Count palindrome substrings in a string
Company: Meta
Role: Software Engineer
Category: Coding & Algorithms
Difficulty: Medium
Interview Round: Technical Screen
Quick Answer: This question evaluates proficiency in string algorithms, algorithmic design, and complexity analysis by targeting palindromic substring counting, string manipulation, and conceptual linear-time techniques.
Constraints
- 0 <= len(s) <= 1000
- s consists of lowercase ASCII letters ('a'-'z') only
- Return value fits in a 32-bit signed integer for the given length bound
Examples
Input: ("abc",)
Expected Output: 3
Explanation: Only the three single characters 'a', 'b', 'c' are palindromes; no longer substring is a palindrome.
Input: ("aaa",)
Expected Output: 6
Explanation: Singles: 'a','a','a' (3). Length-2: 'aa','aa' (2). Length-3: 'aaa' (1). Total 6 — every substring is a palindrome.
Input: ("",)
Expected Output: 0
Explanation: Empty string edge case: there are no substrings, so the count is 0.
Input: ("a",)
Expected Output: 1
Explanation: Single-character edge case: the one character is itself a palindrome.
Input: ("abba",)
Expected Output: 6
Explanation: Singles: 4. Even-length center between the two 'b's yields 'bb' and expands to 'abba' (2). Total 6 — exercises even-length centers.
Input: ("aabaa",)
Expected Output: 9
Explanation: Singles: 5. 'aa' (indices 0-1), 'aa' (indices 3-4), 'aba' (1-3), 'aabaa' (0-4) — 4 more. Total 9.
Hints
- Every palindrome has a center. For a string of length n there are 2n-1 possible centers: n centers on a single character (odd-length palindromes) and n-1 centers between two adjacent characters (even-length palindromes).

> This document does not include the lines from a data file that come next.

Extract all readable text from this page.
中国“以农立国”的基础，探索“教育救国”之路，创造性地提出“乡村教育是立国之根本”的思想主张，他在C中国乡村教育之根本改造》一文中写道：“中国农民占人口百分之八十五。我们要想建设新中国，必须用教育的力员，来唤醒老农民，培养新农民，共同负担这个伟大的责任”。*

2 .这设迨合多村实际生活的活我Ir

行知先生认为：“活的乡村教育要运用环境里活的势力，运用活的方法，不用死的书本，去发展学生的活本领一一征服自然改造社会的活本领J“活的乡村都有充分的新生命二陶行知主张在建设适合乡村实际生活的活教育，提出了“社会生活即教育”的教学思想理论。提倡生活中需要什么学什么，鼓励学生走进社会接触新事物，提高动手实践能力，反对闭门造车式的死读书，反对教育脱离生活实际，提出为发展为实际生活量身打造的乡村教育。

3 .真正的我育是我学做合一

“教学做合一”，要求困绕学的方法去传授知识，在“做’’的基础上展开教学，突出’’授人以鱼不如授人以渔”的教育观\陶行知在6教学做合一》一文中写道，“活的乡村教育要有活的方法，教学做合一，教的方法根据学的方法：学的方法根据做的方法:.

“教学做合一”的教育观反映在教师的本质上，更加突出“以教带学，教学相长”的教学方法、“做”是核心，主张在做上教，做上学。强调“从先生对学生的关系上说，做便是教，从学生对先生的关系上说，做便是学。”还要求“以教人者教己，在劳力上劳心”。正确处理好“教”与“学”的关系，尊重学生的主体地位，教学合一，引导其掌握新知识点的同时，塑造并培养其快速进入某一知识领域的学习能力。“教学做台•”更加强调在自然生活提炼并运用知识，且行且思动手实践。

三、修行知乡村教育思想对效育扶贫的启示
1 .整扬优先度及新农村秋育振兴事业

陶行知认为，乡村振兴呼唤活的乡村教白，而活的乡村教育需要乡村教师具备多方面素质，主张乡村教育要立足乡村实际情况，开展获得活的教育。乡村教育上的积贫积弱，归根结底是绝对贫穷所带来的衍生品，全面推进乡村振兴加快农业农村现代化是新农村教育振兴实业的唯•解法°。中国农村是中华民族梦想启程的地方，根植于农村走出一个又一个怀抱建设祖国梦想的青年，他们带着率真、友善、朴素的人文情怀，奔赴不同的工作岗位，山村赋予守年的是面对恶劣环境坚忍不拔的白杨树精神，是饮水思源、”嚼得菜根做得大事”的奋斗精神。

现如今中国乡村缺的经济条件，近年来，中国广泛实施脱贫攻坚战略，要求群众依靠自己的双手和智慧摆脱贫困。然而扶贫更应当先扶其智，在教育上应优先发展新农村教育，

- For each center, set two pointers and expand outward while the characters match and you stay in bounds. Each successful expansion (including the initial match) corresponds to exactly one palindromic substring, so increment the count each time.

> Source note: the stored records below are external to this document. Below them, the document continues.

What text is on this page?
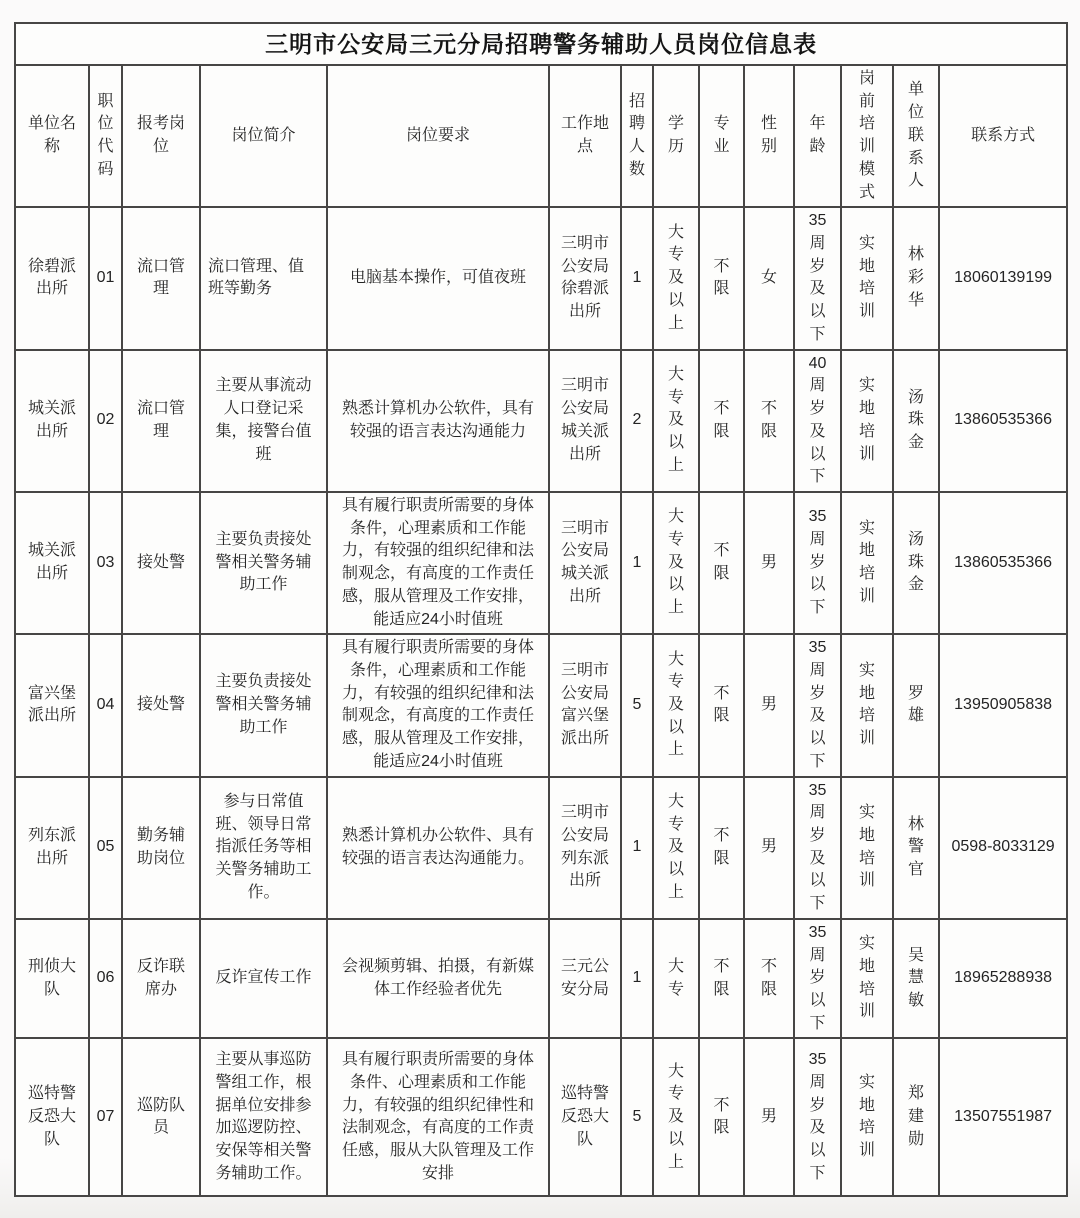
三明市公安局三元分局招聘警务辅助人员岗位信息表													
单位名称	职位代码	报考岗位	岗位简介	岗位要求	工作地点	招聘人数	学历	专业	性别	年龄	岗前培训模式	单位联系人	联系方式
徐碧派出所	01	流口管理	流口管理、值班等勤务	电脑基本操作，可值夜班	三明市公安局徐碧派出所	1	大专及以上	不限	女	35周岁及以下	实地培训	林彩华	18060139199
城关派出所	02	流口管理	主要从事流动人口登记采集，接警台值班	熟悉计算机办公软件，具有较强的语言表达沟通能力	三明市公安局城关派出所	2	大专及以上	不限	不限	40周岁及以下	实地培训	汤珠金	13860535366
城关派出所	03	接处警	主要负责接处警相关警务辅助工作	具有履行职责所需要的身体条件，心理素质和工作能力，有较强的组织纪律和法制观念，有高度的工作责任感，服从管理及工作安排，能适应24小时值班	三明市公安局城关派出所	1	大专及以上	不限	男	35周岁以下	实地培训	汤珠金	13860535366
富兴堡派出所	04	接处警	主要负责接处警相关警务辅助工作	具有履行职责所需要的身体条件，心理素质和工作能力，有较强的组织纪律和法制观念，有高度的工作责任感，服从管理及工作安排，能适应24小时值班	三明市公安局富兴堡派出所	5	大专及以上	不限	男	35周岁及以下	实地培训	罗雄	13950905838
列东派出所	05	勤务辅助岗位	参与日常值班、领导日常指派任务等相关警务辅助工作。	熟悉计算机办公软件、具有较强的语言表达沟通能力。	三明市公安局列东派出所	1	大专及以上	不限	男	35周岁及以下	实地培训	林警官	0598-8033129
刑侦大队	06	反诈联席办	反诈宣传工作	会视频剪辑、拍摄，有新媒体工作经验者优先	三元公安分局	1	大专	不限	不限	35周岁以下	实地培训	吴慧敏	18965288938
巡特警反恐大队	07	巡防队员	主要从事巡防警组工作，根据单位安排参加巡逻防控、安保等相关警务辅助工作。	具有履行职责所需要的身体条件、心理素质和工作能力，有较强的组织纪律性和法制观念，有高度的工作责任感，服从大队管理及工作安排	巡特警反恐大队	5	大专及以上	不限	男	35周岁及以下	实地培训	郑建勋	13507551987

- To enumerate both center types with one loop, iterate an index c from 0 to 2n-2: let left = c // 2 and right = left + (c % 2). When c is even, left == right (odd-length); when c is odd, right == left + 1 (even-length).
- A linear-time approach (Manacher's algorithm) transforms the string by inserting separators so every palindrome becomes odd-length, then reuses previously computed palindrome radii via a mirror around the current rightmost palindrome to avoid redundant expansions, giving O(n).